Live verification on instance1 (cluster = `["does-not-exist-historian.invalid", "localhost"]`, `FailureCooldownSeconds=30`):
**Failover cycle 1** (fresh picker state, both nodes healthy):
```
2026-04-13 11:27:25.381 [WRN] Historian node does-not-exist-historian.invalid failed during connect attempt; trying next candidate
2026-04-13 11:27:25.910 [INF] Historian SDK connection opened to localhost:32568
```
- historyread returned 1 value successfully (`Queries: 1 (Success: 1, Failure: 0)`).
- Dashboard: panel yellow, `Cluster: 1 of 2 nodes healthy`, bad node `cooldown` until `11:27:55Z`, `Process Conn: open (localhost)`.
**Cooldown expiry**:
- At 11:29 UTC, the cooldown window had elapsed. Panel back to green, both nodes healthy, but `does-not-exist-historian.invalid` retains `FailureCount=1` and `LastError` as history.
**Failover cycle 2** (service restart to drop persistent connection):
```
2026-04-13 14:00:39.352 [WRN] Historian node does-not-exist-historian.invalid failed during connect attempt; trying next candidate
2026-04-13 14:00:39.885 [INF] Historian SDK connection opened to localhost:32568
```
- historyread returned 1 value successfully on the second restart cycle — proves the picker re-admits a cooled-down node and the whole failover cycle repeats cleanly.
**Single-node restoration**:
- Changed instance1 back to `"ServerNames": []`, restarted. Dashboard renders `Node: localhost` (no cluster table), panel green, backward compat verified.
Final configuration: both instances running with empty `ServerNames` (single-node mode). `LmxOpcUa` PID 31064, `LmxOpcUa2` PID 15012.
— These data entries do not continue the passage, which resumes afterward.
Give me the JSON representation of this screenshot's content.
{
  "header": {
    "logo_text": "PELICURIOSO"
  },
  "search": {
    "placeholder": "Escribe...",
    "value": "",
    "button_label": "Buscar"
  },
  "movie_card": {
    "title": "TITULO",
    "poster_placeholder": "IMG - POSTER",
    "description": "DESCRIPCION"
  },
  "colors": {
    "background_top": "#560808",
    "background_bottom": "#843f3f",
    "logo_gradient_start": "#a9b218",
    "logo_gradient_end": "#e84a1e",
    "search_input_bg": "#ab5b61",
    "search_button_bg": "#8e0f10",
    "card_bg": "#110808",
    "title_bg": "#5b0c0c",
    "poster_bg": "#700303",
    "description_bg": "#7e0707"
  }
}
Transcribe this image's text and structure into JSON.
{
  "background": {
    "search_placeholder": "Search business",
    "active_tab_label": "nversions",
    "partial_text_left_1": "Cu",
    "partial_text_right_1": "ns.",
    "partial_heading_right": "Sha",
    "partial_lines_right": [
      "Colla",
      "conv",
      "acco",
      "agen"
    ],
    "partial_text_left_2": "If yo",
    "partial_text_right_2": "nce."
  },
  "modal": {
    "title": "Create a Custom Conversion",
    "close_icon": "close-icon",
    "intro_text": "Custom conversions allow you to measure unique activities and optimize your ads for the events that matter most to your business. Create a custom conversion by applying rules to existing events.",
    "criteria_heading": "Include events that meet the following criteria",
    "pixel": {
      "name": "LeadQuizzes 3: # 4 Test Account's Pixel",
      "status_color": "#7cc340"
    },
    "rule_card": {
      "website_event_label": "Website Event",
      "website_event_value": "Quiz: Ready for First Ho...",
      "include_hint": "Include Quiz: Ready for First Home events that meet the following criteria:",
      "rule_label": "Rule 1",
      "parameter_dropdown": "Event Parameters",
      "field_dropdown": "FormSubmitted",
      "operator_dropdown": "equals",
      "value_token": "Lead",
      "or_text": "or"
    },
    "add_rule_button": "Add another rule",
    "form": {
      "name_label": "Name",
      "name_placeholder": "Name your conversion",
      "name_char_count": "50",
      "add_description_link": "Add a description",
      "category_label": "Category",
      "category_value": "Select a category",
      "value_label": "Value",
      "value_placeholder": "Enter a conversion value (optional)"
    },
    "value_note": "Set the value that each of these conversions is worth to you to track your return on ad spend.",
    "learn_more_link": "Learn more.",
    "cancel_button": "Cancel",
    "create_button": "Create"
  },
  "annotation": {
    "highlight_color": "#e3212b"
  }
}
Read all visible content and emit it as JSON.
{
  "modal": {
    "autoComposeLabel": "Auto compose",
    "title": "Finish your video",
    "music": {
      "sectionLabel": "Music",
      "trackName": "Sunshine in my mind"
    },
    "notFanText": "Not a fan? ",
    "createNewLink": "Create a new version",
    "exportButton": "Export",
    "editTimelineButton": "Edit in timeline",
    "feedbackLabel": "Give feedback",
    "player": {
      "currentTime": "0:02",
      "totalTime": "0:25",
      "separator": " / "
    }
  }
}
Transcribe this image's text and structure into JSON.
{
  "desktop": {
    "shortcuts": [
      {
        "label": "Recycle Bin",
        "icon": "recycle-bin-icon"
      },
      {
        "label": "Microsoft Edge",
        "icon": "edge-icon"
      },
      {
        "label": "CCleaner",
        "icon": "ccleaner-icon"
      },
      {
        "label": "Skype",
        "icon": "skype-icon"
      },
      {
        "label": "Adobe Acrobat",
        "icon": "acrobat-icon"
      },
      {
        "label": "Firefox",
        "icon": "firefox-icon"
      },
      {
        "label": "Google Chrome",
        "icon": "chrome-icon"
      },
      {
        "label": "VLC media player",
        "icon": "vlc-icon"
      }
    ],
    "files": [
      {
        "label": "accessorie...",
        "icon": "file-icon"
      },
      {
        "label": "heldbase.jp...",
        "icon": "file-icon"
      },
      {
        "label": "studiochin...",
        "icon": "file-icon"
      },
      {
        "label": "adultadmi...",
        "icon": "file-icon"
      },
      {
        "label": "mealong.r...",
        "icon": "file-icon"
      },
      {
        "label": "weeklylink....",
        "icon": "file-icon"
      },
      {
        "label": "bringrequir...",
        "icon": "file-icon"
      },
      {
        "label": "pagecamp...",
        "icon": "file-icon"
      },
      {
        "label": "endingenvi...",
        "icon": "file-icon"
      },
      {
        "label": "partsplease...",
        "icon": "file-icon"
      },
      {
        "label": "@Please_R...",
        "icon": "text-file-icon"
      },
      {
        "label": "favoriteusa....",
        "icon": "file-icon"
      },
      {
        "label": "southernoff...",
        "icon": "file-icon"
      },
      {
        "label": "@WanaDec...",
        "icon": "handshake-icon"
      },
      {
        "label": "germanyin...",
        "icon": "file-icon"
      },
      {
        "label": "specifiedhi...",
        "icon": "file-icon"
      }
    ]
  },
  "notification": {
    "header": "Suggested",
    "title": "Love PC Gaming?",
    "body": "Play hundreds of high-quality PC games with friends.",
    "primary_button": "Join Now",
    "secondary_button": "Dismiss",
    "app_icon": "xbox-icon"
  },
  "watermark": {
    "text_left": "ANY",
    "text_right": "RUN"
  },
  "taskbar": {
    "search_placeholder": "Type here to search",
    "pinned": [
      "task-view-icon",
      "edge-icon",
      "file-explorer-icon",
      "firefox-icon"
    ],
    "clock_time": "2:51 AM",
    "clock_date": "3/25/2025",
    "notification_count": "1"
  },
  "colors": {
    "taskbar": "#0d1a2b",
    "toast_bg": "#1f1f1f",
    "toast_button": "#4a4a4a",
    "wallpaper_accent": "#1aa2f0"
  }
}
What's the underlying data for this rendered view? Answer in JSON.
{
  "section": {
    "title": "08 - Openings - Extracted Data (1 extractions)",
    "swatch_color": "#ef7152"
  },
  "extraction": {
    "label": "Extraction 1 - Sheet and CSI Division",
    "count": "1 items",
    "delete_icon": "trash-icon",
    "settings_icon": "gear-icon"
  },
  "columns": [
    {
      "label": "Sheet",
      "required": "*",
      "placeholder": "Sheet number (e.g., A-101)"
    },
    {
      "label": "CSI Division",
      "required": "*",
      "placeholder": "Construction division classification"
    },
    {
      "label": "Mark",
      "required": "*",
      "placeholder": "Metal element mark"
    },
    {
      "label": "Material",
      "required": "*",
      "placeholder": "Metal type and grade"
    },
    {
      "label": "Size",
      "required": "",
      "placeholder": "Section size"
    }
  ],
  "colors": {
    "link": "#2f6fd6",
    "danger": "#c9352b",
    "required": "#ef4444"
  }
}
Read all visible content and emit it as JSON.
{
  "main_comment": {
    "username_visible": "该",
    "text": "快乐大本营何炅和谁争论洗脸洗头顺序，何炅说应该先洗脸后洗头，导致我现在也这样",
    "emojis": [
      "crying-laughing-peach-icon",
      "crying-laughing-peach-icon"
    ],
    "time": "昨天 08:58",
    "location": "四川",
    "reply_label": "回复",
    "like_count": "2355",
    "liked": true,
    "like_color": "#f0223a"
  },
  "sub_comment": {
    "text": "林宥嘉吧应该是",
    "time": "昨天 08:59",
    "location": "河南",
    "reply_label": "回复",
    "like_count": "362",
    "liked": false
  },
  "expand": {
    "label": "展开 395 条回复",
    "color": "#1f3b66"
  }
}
Operator configuration shape:
```json
"Historian": {
"Enabled": true,
"ServerName": "localhost", // ignored when ServerNames is non-empty
"ServerNames": ["historian-a", "historian-b"],
"FailureCooldownSeconds": 60,
...
}
```
## Notes
The service deployment and restart succeeded. The live CLI checks confirm the endpoint is reachable and that the array node identifier has changed to the bracketless form. The array value on the live service still prints as blank even though the status is good, so if this environment should have populated `MoveInPartNumbers`, the runtime data path still needs follow-up investigation.